Questions to ask your dermatologist
- What is the treatment course, and how long will I use this before we reassess?
- What should I use during the rest period to maintain progress?
- What side effects should I watch for, and at what point should I come back rather than wait?
- How does this prescription interact with the rest of my routine?

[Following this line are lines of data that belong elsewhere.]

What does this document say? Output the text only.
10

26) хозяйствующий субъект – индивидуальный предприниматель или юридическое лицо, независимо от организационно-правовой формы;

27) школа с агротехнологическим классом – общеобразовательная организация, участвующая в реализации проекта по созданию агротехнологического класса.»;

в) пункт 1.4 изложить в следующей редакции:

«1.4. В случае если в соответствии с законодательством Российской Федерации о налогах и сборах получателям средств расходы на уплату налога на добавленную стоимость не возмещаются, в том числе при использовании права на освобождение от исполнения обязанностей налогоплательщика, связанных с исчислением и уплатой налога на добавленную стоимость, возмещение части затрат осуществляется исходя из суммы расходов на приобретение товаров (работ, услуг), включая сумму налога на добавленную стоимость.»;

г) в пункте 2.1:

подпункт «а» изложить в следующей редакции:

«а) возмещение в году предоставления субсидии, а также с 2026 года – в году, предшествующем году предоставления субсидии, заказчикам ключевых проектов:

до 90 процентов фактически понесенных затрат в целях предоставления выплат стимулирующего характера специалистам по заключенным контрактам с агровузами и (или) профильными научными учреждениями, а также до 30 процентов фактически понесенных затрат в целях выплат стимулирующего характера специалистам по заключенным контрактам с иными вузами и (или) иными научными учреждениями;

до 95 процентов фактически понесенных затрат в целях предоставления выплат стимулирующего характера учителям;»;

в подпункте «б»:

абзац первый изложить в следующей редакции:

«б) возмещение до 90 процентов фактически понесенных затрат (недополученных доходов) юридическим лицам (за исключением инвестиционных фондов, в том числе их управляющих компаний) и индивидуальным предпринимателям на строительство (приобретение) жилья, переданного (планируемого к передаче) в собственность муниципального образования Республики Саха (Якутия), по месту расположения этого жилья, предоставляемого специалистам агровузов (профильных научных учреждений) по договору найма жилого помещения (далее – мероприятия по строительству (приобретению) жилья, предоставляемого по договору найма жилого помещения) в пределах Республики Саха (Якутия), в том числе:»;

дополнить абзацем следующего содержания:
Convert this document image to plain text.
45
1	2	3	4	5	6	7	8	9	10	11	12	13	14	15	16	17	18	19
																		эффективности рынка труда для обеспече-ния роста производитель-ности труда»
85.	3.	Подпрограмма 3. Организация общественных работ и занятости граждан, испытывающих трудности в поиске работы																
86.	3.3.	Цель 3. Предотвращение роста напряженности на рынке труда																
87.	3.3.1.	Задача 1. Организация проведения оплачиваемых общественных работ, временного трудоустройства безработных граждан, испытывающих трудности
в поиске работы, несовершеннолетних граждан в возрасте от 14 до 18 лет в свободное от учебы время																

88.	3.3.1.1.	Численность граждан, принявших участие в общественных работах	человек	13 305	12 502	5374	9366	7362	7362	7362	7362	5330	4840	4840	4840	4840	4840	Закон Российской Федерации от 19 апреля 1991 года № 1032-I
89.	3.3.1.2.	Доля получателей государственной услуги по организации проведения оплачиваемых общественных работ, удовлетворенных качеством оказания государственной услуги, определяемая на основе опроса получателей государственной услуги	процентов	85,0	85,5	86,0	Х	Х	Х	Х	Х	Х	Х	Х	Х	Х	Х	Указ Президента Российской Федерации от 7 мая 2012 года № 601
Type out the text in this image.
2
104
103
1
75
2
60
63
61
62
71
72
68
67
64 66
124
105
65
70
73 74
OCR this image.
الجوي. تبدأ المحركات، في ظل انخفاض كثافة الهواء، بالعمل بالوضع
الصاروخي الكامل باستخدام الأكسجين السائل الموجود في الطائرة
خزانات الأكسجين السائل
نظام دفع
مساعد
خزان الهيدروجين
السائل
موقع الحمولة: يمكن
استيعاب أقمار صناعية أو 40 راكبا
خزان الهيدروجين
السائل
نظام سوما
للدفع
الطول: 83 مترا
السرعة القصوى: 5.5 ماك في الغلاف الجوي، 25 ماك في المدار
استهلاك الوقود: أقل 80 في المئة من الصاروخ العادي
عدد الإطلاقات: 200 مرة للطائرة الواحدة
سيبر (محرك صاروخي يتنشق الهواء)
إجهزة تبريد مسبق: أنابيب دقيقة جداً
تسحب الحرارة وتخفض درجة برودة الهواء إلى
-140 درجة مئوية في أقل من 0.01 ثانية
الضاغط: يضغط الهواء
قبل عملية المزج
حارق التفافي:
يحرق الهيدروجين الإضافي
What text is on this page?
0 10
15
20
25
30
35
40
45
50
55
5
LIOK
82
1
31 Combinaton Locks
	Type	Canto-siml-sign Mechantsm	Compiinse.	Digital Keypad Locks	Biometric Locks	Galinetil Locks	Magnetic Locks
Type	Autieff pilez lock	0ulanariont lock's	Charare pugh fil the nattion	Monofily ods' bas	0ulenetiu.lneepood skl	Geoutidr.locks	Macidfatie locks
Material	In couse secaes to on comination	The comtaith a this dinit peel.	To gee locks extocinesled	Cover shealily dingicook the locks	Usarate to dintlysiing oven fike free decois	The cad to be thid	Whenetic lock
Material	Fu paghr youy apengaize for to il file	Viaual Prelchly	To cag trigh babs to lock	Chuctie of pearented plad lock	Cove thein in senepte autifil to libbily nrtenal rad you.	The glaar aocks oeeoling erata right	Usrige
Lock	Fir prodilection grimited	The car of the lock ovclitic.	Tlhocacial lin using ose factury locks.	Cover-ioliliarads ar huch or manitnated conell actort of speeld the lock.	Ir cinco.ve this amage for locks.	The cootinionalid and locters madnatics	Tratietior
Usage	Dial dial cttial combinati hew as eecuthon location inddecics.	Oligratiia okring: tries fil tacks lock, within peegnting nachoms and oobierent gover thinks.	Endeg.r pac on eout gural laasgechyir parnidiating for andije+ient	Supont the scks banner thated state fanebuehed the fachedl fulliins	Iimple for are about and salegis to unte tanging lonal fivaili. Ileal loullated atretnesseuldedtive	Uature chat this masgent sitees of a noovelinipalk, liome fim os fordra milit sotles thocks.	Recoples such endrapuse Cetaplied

- For my skin tone, are there any additional precautions I should take?
Best paired with
Prescription treatments work within a broader approach, not as replacements for the fundamentals. Consistent sun protection is non-negotiable during any prescription course. Barrier support becomes more important when the skin is adjusting to tretinoin or responding to hydroquinone. Internal support for inflammatory regulation, oxidative balance, and cellular turnover complements what prescriptions do at the surface. Melanocyte reactivity is influenced by systemic conditions that topicals, even at prescription strength, do not reach. The From Within section covers those mechanisms in detail.
The Takeaway
Prescription treatments are the strongest topical tools available for hyperpigmentation. They work faster and more aggressively than OTC alternatives, and for resistant pigmentation or melasma, they are often necessary to produce meaningful change.
That strength comes with trade-offs. Duration limits, adjustment periods, side effect profiles, and the need for ongoing supervision mean that prescription treatment is a commitment, not a shortcut. The best results come from using them within a supervised plan, monitoring the skin's response, maintaining protective foundations, supporting the internal conditions that influence melanocyte reactivity, and understanding that the prescription is one layer in a broader strategy rather than the entire strategy itself.